1. Grasp your big toe firmly and rotate it in a wide circle, as wide as you can comfortably do so, for ten to fifteen seconds in a clock-wise direction. Repeat in a counter clock-wise direction.
2. With a hair tie or wide rubber band looped around both big toes, turn the feet outwards and stretch the big toes and hold for one minute. Relax for one minute and then repeat for one minute; relax and repeat for a total of five times.
3. With a towel on a carpeted floor, curl your toes to pull the towel toward you, using all your toes. Repeat this in the morning and evening.
4. Wrap a towel around the big toe and gently pull it towards you, resisting the pull of the towel with your toe. Pull and resist for five seconds; rest and repeat for a total of 15 times.

When to see a doctor about bunions

If you have tried the home treatments listed and still have the following problems, it is time to get in touch with your primary health care provider:

  • Chronic foot pain at the site of the bunions
  • Pain is keeping you from normal daily life
  • Bunions appear worse, more swollen or show increased redness
  • You also have diabetes; diabetes can complicate foot problems

How to get rid of bunions?

Unfortunately, the only way to get rid of bunions permanently is to have surgery. Most people do not want to resort to a surgical procedure unless they have quite a bit of severe pain that is not alleviated by the above methods.

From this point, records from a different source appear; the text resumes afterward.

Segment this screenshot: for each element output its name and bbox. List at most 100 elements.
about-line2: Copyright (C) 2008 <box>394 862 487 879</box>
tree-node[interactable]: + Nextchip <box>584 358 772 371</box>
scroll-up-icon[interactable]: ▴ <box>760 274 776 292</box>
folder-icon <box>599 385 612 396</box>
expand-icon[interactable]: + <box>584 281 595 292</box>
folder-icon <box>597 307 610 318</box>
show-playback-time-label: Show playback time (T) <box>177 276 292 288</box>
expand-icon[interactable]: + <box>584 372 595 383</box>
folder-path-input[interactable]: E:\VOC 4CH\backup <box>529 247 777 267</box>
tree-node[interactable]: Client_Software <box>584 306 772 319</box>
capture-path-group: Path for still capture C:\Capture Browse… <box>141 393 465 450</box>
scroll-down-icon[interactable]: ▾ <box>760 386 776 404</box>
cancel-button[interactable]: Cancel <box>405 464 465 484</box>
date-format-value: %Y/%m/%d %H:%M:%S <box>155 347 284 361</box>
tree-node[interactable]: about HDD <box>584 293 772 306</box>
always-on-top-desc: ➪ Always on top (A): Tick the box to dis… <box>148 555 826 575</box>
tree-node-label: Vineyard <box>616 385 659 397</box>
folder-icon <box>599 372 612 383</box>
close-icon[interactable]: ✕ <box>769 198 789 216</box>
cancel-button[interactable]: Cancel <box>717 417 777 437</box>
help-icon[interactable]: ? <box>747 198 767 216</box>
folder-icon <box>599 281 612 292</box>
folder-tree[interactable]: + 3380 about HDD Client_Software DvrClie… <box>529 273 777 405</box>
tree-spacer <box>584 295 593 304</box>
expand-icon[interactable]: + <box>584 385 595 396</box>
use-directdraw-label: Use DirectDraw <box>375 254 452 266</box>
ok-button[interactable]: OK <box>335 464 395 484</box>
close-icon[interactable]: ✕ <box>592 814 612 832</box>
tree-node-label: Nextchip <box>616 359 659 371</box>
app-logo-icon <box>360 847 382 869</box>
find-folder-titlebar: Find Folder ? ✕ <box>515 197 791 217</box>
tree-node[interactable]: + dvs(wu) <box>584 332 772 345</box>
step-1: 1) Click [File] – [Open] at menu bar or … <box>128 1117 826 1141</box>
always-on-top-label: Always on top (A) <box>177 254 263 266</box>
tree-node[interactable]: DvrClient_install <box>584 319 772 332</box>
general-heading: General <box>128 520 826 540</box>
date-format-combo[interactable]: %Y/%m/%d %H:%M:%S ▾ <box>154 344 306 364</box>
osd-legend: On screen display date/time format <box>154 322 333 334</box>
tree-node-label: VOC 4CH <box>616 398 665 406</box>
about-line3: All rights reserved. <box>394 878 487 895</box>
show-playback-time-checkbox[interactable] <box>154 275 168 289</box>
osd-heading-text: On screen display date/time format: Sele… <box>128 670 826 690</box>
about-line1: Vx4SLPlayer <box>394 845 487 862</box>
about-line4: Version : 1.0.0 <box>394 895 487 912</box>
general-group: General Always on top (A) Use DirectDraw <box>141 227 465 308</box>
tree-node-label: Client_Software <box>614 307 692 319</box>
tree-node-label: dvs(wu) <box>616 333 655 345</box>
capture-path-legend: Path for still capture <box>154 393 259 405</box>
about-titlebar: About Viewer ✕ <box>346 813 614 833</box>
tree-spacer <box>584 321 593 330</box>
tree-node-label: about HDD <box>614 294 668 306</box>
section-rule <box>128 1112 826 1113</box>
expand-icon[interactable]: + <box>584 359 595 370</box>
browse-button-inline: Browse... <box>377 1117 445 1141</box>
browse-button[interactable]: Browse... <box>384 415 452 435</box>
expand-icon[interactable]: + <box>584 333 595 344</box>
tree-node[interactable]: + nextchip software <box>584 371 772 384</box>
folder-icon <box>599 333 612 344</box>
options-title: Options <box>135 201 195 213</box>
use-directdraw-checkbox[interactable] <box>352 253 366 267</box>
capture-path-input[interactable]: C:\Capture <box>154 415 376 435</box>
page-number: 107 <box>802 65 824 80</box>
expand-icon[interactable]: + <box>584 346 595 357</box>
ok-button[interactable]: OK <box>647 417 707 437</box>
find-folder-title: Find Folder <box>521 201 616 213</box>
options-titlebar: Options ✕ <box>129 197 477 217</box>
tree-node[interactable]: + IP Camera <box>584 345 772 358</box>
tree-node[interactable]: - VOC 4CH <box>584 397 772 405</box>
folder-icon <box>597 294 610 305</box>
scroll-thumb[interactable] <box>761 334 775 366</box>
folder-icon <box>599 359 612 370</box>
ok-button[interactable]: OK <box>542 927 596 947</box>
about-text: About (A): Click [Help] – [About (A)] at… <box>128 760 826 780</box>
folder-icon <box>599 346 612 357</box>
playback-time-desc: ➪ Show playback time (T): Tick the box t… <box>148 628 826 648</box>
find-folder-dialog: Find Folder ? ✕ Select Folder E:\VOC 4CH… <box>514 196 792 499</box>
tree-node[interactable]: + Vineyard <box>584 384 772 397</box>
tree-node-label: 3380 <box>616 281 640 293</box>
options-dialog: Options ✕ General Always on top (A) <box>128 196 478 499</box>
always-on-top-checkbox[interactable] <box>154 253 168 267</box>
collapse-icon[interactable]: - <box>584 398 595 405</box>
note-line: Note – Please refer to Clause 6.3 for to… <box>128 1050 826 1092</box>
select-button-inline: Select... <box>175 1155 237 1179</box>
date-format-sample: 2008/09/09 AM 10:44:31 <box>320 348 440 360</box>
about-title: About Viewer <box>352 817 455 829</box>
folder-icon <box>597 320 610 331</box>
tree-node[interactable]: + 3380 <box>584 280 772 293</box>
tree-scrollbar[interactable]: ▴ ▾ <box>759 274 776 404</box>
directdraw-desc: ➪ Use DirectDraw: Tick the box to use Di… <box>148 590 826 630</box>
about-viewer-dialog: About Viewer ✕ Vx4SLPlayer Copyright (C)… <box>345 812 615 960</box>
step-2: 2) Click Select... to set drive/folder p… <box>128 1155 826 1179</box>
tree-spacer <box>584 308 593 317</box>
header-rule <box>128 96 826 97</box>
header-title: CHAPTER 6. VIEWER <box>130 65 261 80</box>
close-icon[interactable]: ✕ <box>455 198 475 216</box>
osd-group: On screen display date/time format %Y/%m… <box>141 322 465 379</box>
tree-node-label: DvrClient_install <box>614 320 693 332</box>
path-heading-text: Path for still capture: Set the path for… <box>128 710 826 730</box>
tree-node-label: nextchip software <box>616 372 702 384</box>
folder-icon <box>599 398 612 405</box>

There are more than 150 different types of surgical procedures to treat bunions. Most involve cutting out the bunion itself. There are also procedures that remove bones from the surrounding toes and inserting screws, pins or wires instead.

Recovery time after bunion surgery can last three months or longer. Recovering patients must remain immobile, as their feet are typically swollen and need to be raised. The success rate in alleviating bunions with surgery is 80%, and one in ten people have reported complications. Some complications include the return of the bunions, no relief from painful bunion symptoms and the requirement of further surgery.

How to prevent bunions

If you have a hereditary condition that involves bunions, see a podiatrist or a chiropodist for regular checks of your feet. A podiatrist is a specialized doctor who treats conditions of the foot. If you are an avid runner, you may need to switch to a lower impact form of exercise.

People who are prone to developing bunions should invest in some orthotic insoles and wear them when exercising as well as going about daily life. Avoiding shoes that have pointed toes or a narrow fit can also help to prevent bunions. Look for shoes with low or no heels and a soft insole. Shoes with plenty of toe room can also prevent bunions from forming.